Bundle size and performance reality
| Library | Bundle (gzipped) | Index size (1K docs) | Query latency (1K docs) | Semantic search |
|---|---|---|---|---|
| fuse.js | 5KB | None (in-memory) | <1ms | No |
| altor-vec | 54KB WASM | ~1.5MB (384d) | <0.5ms | Yes |
| MiniSearch | 22KB | ~0.5MB | <1ms | No |
The index file is the real cost of altor-vec, not the WASM. At 1,000 documents with 384-dimension embeddings, expect roughly 1.5MB. Cache it aggressively with a long-lived cache header and it downloads once per user session.
FAQ
Is altor-vec faster than fuse.js?
For query execution on datasets over 1,000 items, yes. altor-vec HNSW lookup is sub-millisecond regardless of index size. fuse.js is O(n) and adds latency as your dataset grows. For tiny datasets under 500 items, fuse.js is effectively instant and the WASM initialization overhead tips the balance.

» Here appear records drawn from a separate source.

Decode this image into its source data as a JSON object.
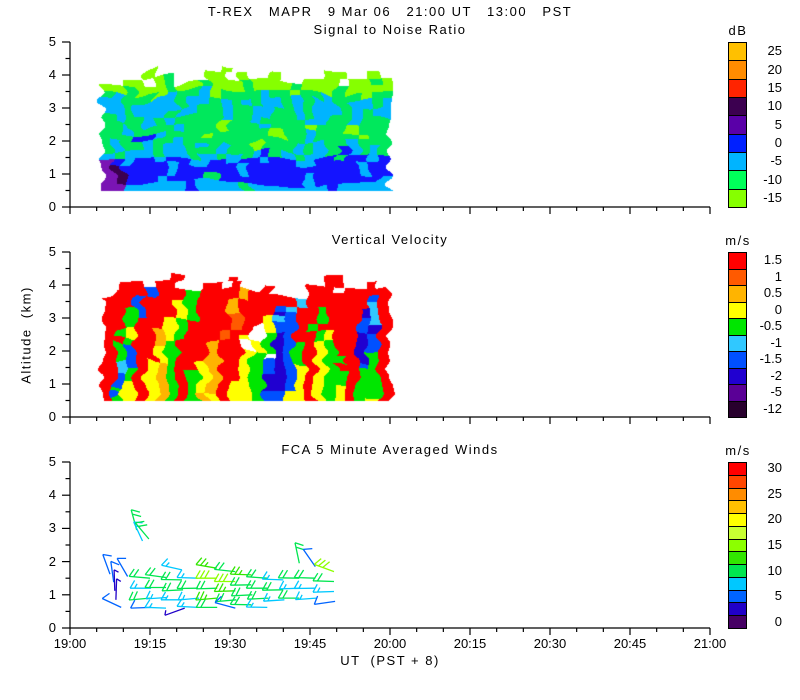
{
  "title": "T-REX   MAPR   9 Mar 06   21:00 UT   13:00   PST",
  "axes": {
    "x": {
      "label": "UT  (PST + 8)",
      "major_ticks": [
        "19:00",
        "19:15",
        "19:30",
        "19:45",
        "20:00",
        "20:15",
        "20:30",
        "20:45",
        "21:00"
      ],
      "major_step_minutes": 15,
      "minor_step_minutes": 5,
      "min_minutes": 0,
      "max_minutes": 120
    },
    "y": {
      "label": "Altitude  (km)",
      "min": 0,
      "max": 5,
      "major_ticks": [
        "0",
        "1",
        "2",
        "3",
        "4",
        "5"
      ],
      "minor_step": 0.5
    }
  },
  "chart_data": [
    {
      "type": "heatmap",
      "title": "Signal to Noise Ratio",
      "units": "dB",
      "colorbar": {
        "colors": [
          "#FFC000",
          "#FF8C00",
          "#FF2400",
          "#3C0050",
          "#5A00A8",
          "#0020FF",
          "#00B4FF",
          "#00FF5A",
          "#86FF00"
        ],
        "labels": [
          "25",
          "20",
          "15",
          "10",
          "5",
          "0",
          "-5",
          "-10",
          "-15"
        ]
      },
      "time_span_minutes": [
        6,
        60
      ],
      "alt_span_km": [
        0.5,
        4.25
      ],
      "palette": {
        "a": "#86FF00",
        "g": "#00E85C",
        "c": "#00B4FF",
        "b": "#1414FF",
        "p": "#7A14B4",
        "d": "#3C0050",
        ".": null
      },
      "grid_rows_top_to_bottom": [
        "....a......a........aa..a.",
        "..aa.ag...aa.a..a..aaa.aaga",
        "aagaaagaagaaagaaaagaaagaaaa",
        "gcgggacggcaggggcggaggcggagg",
        "ccgccccgccgcgcgccgcgccgccgc",
        "ccgcccgccggcggccggcgccgcgcc",
        "gcggcgcggggcggcggggccggcggg",
        "ggcggggcgggagggcgggagggaggg",
        "gggbbcgggaggggggaggcggggagg",
        "gcggcggcgggcggagggcgcggcggg",
        "cgcccgccgccgcgcbgcgccgbcgcg",
        "pbcbbcbbccbbcbbcbbccbbgbbcb",
        "pdbbbbcbbbbbbcbbbbbbbbbbcbb",
        "pdbbbcbbbbgbbbbbbbbcbbbbbbc",
        "ppccccccbccccgcccccccbccccc"
      ]
    },
    {
      "type": "heatmap",
      "title": "Vertical Velocity",
      "units": "m/s",
      "colorbar": {
        "colors": [
          "#FF0000",
          "#FF5A00",
          "#FFB400",
          "#FFFF00",
          "#00E600",
          "#30C8FF",
          "#0050FF",
          "#2000D0",
          "#5A0096",
          "#28002D"
        ],
        "labels": [
          "1.5",
          "1",
          "0.5",
          "0",
          "-0.5",
          "-1",
          "-1.5",
          "-2",
          "-5",
          "-12"
        ]
      },
      "time_span_minutes": [
        6,
        60
      ],
      "alt_span_km": [
        0.5,
        4.25
      ],
      "palette": {
        "r": "#FD0000",
        "o": "#FF5A00",
        "m": "#FFB400",
        "y": "#FFFF00",
        "g": "#00E600",
        "c": "#30C8FF",
        "b": "#0050FF",
        "i": "#2000D0",
        "p": "#5A0096",
        "k": "#28002D",
        "w": "#FFFFFF",
        ".": null
      },
      "grid_rows_top_to_bottom": [
        "......r....r........rr..r.",
        "..rr.rr..rr.r..r...rrr.rrrr",
        "rrrrbrrrgrrrrmrrrrcrrrrrrbr",
        "rrrbrrrygrrrmrrrbcrrgrrrrcr",
        "rrgbrrrygrrrorrribrrgrrricr",
        "rrgrrrygrrrrorrycbrrgrrrbcr",
        "rgyrrmygrrrorrwybbrgrrrrbir",
        "rrgrrmgrrrrorywgibrrgyrribr",
        "rgbrrygrrrmrrwygibgrygrribr",
        "rgbrrygrrrmrrygwibgrygrrigr",
        "rcbrymgrrymrrygbibyryggrbgr",
        "rcgrymgrgymrrygbibyrygrrggr",
        "rbgrymgrgymryygiibyryggrggr",
        "rbyrymgrgymryygiibyrygyrggr",
        "rgyrymgrgmyryygbbyyrygyrgyr"
      ]
    },
    {
      "type": "wind_barbs",
      "title": "FCA 5 Minute Averaged Winds",
      "units": "m/s",
      "colorbar": {
        "colors": [
          "#FF0000",
          "#FF4600",
          "#FF8C00",
          "#FFC000",
          "#FFFF00",
          "#C8FF32",
          "#8CFF00",
          "#32E600",
          "#00E650",
          "#00C8FF",
          "#0064FF",
          "#2000C8",
          "#460064"
        ],
        "labels": [
          "30",
          "",
          "25",
          "",
          "20",
          "",
          "15",
          "",
          "10",
          "",
          "5",
          "",
          "0"
        ]
      },
      "speed_colors_low_to_high": [
        "#460064",
        "#2000C8",
        "#0064FF",
        "#00C8FF",
        "#00E650",
        "#32E600",
        "#8CFF00",
        "#C8FF32",
        "#FFFF00",
        "#FFC000",
        "#FF8C00",
        "#FF4600",
        "#FF0000"
      ],
      "speed_step": 2.5,
      "barbs": [
        {
          "t": 7.5,
          "a": 1.62,
          "s": 7,
          "d": 250
        },
        {
          "t": 8.2,
          "a": 1.38,
          "s": 6,
          "d": 262
        },
        {
          "t": 8.4,
          "a": 1.12,
          "s": 4,
          "d": 268
        },
        {
          "t": 8.6,
          "a": 0.85,
          "s": 3,
          "d": 272
        },
        {
          "t": 9.6,
          "a": 0.62,
          "s": 5,
          "d": 205
        },
        {
          "t": 10.8,
          "a": 1.55,
          "s": 7,
          "d": 240
        },
        {
          "t": 12.5,
          "a": 2.95,
          "s": 12,
          "d": 255
        },
        {
          "t": 13.6,
          "a": 2.62,
          "s": 8,
          "d": 245
        },
        {
          "t": 14.8,
          "a": 2.68,
          "s": 11,
          "d": 230
        },
        {
          "t": 15,
          "a": 1.5,
          "s": 10,
          "d": 185
        },
        {
          "t": 15.2,
          "a": 1.2,
          "s": 9,
          "d": 180
        },
        {
          "t": 15,
          "a": 0.9,
          "s": 10,
          "d": 175
        },
        {
          "t": 15.3,
          "a": 0.62,
          "s": 7,
          "d": 178
        },
        {
          "t": 18,
          "a": 1.52,
          "s": 12,
          "d": 188
        },
        {
          "t": 18,
          "a": 1.22,
          "s": 10,
          "d": 180
        },
        {
          "t": 18.2,
          "a": 0.92,
          "s": 9,
          "d": 176
        },
        {
          "t": 18,
          "a": 0.6,
          "s": 8,
          "d": 182
        },
        {
          "t": 21,
          "a": 1.75,
          "s": 8,
          "d": 193
        },
        {
          "t": 21,
          "a": 1.45,
          "s": 11,
          "d": 181
        },
        {
          "t": 21.2,
          "a": 1.15,
          "s": 10,
          "d": 177
        },
        {
          "t": 21,
          "a": 0.85,
          "s": 9,
          "d": 180
        },
        {
          "t": 21.5,
          "a": 0.6,
          "s": 4,
          "d": 160
        },
        {
          "t": 24,
          "a": 1.5,
          "s": 9,
          "d": 182
        },
        {
          "t": 24,
          "a": 1.2,
          "s": 10,
          "d": 179
        },
        {
          "t": 24.2,
          "a": 0.9,
          "s": 8,
          "d": 175
        },
        {
          "t": 24,
          "a": 0.62,
          "s": 9,
          "d": 183
        },
        {
          "t": 27.5,
          "a": 1.8,
          "s": 13,
          "d": 190
        },
        {
          "t": 27.5,
          "a": 1.5,
          "s": 15,
          "d": 180
        },
        {
          "t": 27.6,
          "a": 1.2,
          "s": 12,
          "d": 178
        },
        {
          "t": 27.5,
          "a": 0.9,
          "s": 14,
          "d": 175
        },
        {
          "t": 27.6,
          "a": 0.62,
          "s": 10,
          "d": 180
        },
        {
          "t": 31,
          "a": 1.7,
          "s": 12,
          "d": 186
        },
        {
          "t": 31,
          "a": 1.4,
          "s": 16,
          "d": 180
        },
        {
          "t": 31,
          "a": 1.12,
          "s": 13,
          "d": 178
        },
        {
          "t": 31.2,
          "a": 0.85,
          "s": 10,
          "d": 175
        },
        {
          "t": 31,
          "a": 0.6,
          "s": 5,
          "d": 195
        },
        {
          "t": 34,
          "a": 1.6,
          "s": 14,
          "d": 182
        },
        {
          "t": 34,
          "a": 1.3,
          "s": 12,
          "d": 179
        },
        {
          "t": 34.2,
          "a": 1.0,
          "s": 11,
          "d": 177
        },
        {
          "t": 34,
          "a": 0.7,
          "s": 10,
          "d": 181
        },
        {
          "t": 37,
          "a": 1.5,
          "s": 10,
          "d": 184
        },
        {
          "t": 37,
          "a": 1.2,
          "s": 12,
          "d": 180
        },
        {
          "t": 37.2,
          "a": 0.9,
          "s": 11,
          "d": 177
        },
        {
          "t": 37,
          "a": 0.62,
          "s": 9,
          "d": 181
        },
        {
          "t": 40,
          "a": 1.45,
          "s": 9,
          "d": 182
        },
        {
          "t": 40,
          "a": 1.15,
          "s": 10,
          "d": 179
        },
        {
          "t": 40.2,
          "a": 0.85,
          "s": 9,
          "d": 176
        },
        {
          "t": 43,
          "a": 1.95,
          "s": 12,
          "d": 258
        },
        {
          "t": 43,
          "a": 1.5,
          "s": 10,
          "d": 181
        },
        {
          "t": 43.2,
          "a": 1.2,
          "s": 9,
          "d": 178
        },
        {
          "t": 43,
          "a": 0.9,
          "s": 10,
          "d": 180
        },
        {
          "t": 46,
          "a": 1.85,
          "s": 6,
          "d": 235
        },
        {
          "t": 46,
          "a": 1.5,
          "s": 11,
          "d": 182
        },
        {
          "t": 46,
          "a": 1.2,
          "s": 9,
          "d": 179
        },
        {
          "t": 46.2,
          "a": 0.9,
          "s": 8,
          "d": 176
        },
        {
          "t": 49.5,
          "a": 1.7,
          "s": 16,
          "d": 200
        },
        {
          "t": 49.5,
          "a": 1.4,
          "s": 12,
          "d": 182
        },
        {
          "t": 49.5,
          "a": 1.1,
          "s": 9,
          "d": 178
        },
        {
          "t": 49.7,
          "a": 0.8,
          "s": 7,
          "d": 172
        }
      ]
    }
  ]
}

Can I use fuse.js and altor-vec together?
Yes. Run fuse.js for short string / identifier matching and altor-vec for semantic content search. Merge results in your component with deduplication. This is often the right default for product apps that have both catalogs (fuse.js) and documentation (altor-vec).
What is the minimum dataset size where altor-vec makes sense?
Around 200-500 paragraph-length documents. Below that threshold, fuse.js with a generous threshold captures enough relevant results that the added complexity of vector search isn't justified. The clearest signal to switch: your users are typing natural language queries and getting zero results.